Mail powinien zawierać adres zwrotny, na który – jak zapewnia wydawca, zostanie wysłany egzemplarz książki.

***

Studenci z Cieszyna powiesili tabliczki na trasach opisywanych w książce.

Dlaczego wieszali tabliczki? Czemu mają służyć?

Na początku opowieści o rodzinie Łażochów do pociągu PKM wpada rozmazana przez deszcz kartka z nieczytelnym tekstem. To bardzo ważna kartka. Odczytanie słów na niej zapisanych pozwoli na rozwiązanie zagadki…
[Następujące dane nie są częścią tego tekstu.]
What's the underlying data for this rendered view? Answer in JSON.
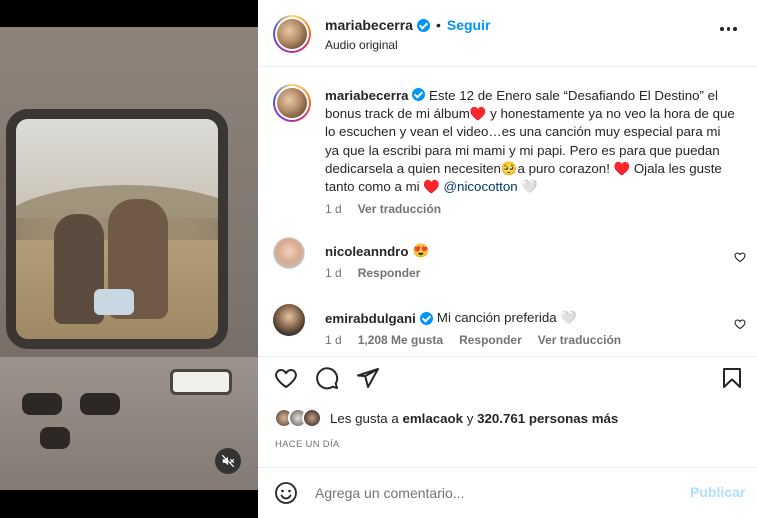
{
  "header": {
    "username": "mariabecerra",
    "separator": "•",
    "follow_label": "Seguir",
    "subtitle": "Audio original"
  },
  "caption": {
    "username": "mariabecerra",
    "text_1": "Este 12 de Enero sale “Desafiando El Destino” el bonus track de mi álbum♥️ y honestamente ya no veo la hora de que lo escuchen y vean el video…es una canción muy especial para mi ya que la escribi para mi mami y mi papi. Pero es para que puedan dedicarsela a quien necesiten🥺a puro corazon! ♥️ Ojala les guste tanto como a mi ♥️ ",
    "mention": "@nicocotton",
    "text_2": " 🤍",
    "time": "1 d",
    "translate_label": "Ver traducción"
  },
  "comments": [
    {
      "username": "nicoleanndro",
      "text": "😍",
      "time": "1 d",
      "reply_label": "Responder"
    },
    {
      "username": "emirabdulgani",
      "text": "Mi canción preferida 🤍",
      "time": "1 d",
      "likes": "1,208 Me gusta",
      "reply_label": "Responder",
      "translate_label": "Ver traducción"
    }
  ],
  "likes": {
    "prefix": "Les gusta a ",
    "user": "emlacaok",
    "middle": " y ",
    "count": "320.761 personas más"
  },
  "time_ago": "HACE UN DÍA",
  "composer": {
    "placeholder": "Agrega un comentario...",
    "publish_label": "Publicar"
  },
  "colors": {
    "accent": "#0095f6",
    "publish_disabled": "#b2dffc",
    "muted_text": "#737373"
  },
  "icons": [
    "mute-icon",
    "more-icon",
    "verified-icon",
    "heart-icon",
    "comment-icon",
    "share-icon",
    "bookmark-icon",
    "emoji-icon"
  ]
}
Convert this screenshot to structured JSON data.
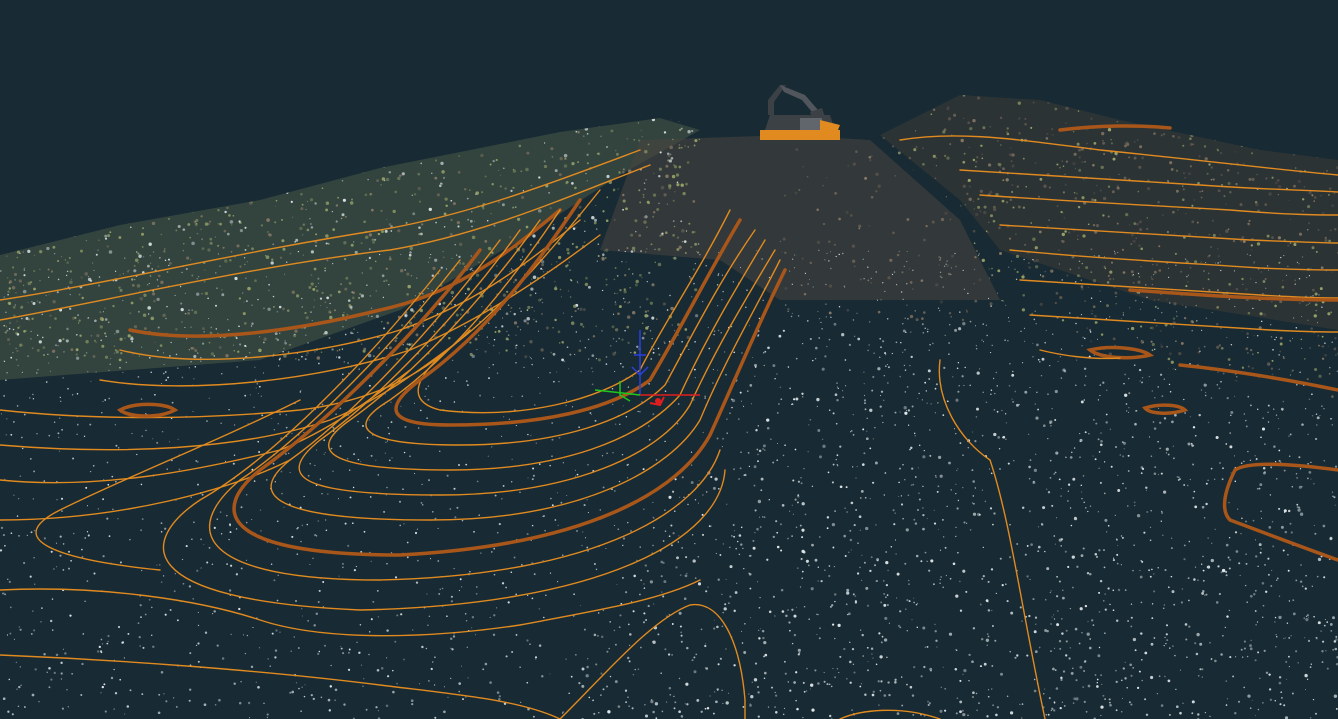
{
  "app": {
    "kind": "3d-point-cloud-viewer",
    "view": "perspective"
  },
  "scene": {
    "background_color": "#182a33",
    "point_cloud": {
      "colors": {
        "ground_points": "#dfe7ea",
        "vegetation": "#9aa56a",
        "bare_soil": "#8a7a66",
        "dark_soil": "#5c544c"
      }
    },
    "contours": {
      "minor_color": "#e08a20",
      "major_color": "#a8561a"
    },
    "excavator": {
      "icon": "excavator-icon",
      "body_color": "#3c4146",
      "accent_color": "#e08a20"
    },
    "gizmo": {
      "icon": "axis-gizmo-icon",
      "x_axis_color": "#e01e1e",
      "y_axis_color": "#1ec81e",
      "z_axis_color": "#2840e0"
    }
  }
}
„Decydując się na rozpoczęcie swojej wędrówki śladem bohaterów opowieści, wyruszysz trasami dziewięciu kaszubskich questów. Odnajdziesz miejsca z zapisanymi brakującymi literami. Wpisując je kolejno na załączonej do książki kartce, odczytasz całość tekstu. Prześlij go na adres [email protected] – wtedy otrzymasz specjalny certyfikat” – pisze wydawca.

Brakujące litery znajdują się pod rozwieszonymi na trasie tablicami, w książce zaś znajdują się wskazówki, jak te tablice odnaleźć w terenie.